Government : The Government of Bhutan is a constitutional monarchy. Between, 1907 to 1950s Bhutan however was an absolute monarchy. The peaceful march to democracy has been a steady one. The King of Bhutan is head of state. Executive power is exercised by the Lhengye Zhungtshog, or council of ministers, headed by the Prime Minister. Legislative power is vested in the bicameral Parliament, both the upper National Council and the lower National Assembly. In 2008, Bhutan adopted its first modern Constitution, codifying the institutions of government and the legal framework for a democratic multi-party system. King is head of state and Prime Minister is head of the government.

Food : Bhutanese dishes are rich with spicy chillies and cheese, visitors can enjoy the Bhutanese cuisine with less spice if that is your preference. Delicious Indian, Chinese and Continental dishes are easily available in Bhutan and few vegetarian restaurants are available for vegetarian tourist in some part of the country.

Electricity : The voltage supply in the Bhutan is 220-240 volts AC, 50 Hz.

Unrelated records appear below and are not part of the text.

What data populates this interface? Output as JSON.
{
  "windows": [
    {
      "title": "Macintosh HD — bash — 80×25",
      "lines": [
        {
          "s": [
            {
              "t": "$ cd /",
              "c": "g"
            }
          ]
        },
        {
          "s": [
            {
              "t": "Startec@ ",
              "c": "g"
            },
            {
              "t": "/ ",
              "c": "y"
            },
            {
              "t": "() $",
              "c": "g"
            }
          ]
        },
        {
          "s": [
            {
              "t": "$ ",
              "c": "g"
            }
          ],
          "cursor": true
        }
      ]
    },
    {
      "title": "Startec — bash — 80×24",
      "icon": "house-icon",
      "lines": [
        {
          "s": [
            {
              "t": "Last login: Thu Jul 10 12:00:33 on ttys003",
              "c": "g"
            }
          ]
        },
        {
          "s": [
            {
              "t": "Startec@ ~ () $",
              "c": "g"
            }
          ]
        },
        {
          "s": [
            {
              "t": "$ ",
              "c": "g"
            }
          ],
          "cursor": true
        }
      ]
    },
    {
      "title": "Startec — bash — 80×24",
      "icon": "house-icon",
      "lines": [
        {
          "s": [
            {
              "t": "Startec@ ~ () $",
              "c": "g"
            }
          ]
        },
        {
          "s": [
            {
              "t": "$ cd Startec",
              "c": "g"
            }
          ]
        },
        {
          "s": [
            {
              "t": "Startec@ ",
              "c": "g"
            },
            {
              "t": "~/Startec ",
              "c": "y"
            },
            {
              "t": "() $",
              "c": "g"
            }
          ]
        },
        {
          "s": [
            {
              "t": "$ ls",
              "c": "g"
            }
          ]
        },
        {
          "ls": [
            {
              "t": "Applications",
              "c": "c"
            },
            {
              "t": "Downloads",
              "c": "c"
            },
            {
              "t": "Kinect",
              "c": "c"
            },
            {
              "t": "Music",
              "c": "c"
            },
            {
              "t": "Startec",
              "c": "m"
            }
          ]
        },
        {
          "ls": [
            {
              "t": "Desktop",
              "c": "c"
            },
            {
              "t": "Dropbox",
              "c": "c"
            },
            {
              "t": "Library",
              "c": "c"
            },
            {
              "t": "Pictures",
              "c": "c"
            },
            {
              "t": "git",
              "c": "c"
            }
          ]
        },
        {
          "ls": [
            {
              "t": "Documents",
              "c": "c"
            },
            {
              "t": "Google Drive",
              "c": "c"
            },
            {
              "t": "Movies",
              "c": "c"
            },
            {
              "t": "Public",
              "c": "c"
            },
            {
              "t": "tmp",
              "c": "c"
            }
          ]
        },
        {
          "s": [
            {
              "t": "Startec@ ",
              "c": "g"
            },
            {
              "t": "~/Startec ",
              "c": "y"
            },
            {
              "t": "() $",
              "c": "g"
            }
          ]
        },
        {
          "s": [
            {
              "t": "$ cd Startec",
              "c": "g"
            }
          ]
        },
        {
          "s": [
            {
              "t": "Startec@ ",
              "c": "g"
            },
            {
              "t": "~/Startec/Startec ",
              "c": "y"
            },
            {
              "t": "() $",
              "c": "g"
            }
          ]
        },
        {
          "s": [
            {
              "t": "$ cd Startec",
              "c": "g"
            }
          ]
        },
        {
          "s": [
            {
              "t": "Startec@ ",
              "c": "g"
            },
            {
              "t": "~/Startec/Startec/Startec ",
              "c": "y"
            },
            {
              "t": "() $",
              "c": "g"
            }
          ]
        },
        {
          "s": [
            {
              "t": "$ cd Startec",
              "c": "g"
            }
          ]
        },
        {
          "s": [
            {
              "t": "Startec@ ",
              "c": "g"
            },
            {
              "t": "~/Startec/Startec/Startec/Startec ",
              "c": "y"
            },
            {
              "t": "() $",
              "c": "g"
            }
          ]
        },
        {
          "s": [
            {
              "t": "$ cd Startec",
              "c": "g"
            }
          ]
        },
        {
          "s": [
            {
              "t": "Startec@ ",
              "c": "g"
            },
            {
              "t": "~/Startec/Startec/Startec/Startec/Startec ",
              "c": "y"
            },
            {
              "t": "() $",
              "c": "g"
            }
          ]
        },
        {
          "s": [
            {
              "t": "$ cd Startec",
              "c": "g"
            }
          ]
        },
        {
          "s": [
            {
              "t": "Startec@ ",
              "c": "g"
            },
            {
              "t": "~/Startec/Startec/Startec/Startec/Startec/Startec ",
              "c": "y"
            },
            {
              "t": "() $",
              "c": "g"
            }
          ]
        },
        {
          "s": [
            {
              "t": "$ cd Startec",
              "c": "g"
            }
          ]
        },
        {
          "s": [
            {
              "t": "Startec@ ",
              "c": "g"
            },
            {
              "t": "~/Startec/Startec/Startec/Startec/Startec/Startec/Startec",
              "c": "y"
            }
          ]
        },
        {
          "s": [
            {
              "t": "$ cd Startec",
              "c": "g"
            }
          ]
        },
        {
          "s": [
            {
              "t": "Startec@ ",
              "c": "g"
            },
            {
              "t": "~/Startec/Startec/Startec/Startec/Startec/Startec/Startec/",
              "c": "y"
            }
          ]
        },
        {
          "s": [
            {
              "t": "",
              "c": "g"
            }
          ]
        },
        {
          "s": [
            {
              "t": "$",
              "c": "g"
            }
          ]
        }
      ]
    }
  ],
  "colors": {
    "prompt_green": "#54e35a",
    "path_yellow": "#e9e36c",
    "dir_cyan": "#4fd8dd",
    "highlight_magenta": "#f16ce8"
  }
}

Standard Indian round pin sockets are normally used at all places.

Currency : Bhutanese currency is called Ngultrum (Nu) and is value is equivalent  with Indian Rupee. US dollar, US Traveler’s cheques, Euro, Australian Dollar are widely used in Bhutan. Indian Rupee is acceptable all over Bhutan however it is not advisable to carry  higher denomination currency like Rs 2,000 and Rs 500.

Language : Dzongkha is national language of Bhutan and a large number of local dialects are also spoken. English is the medium for educational instructions so most people in Bhutan can understand and speak English.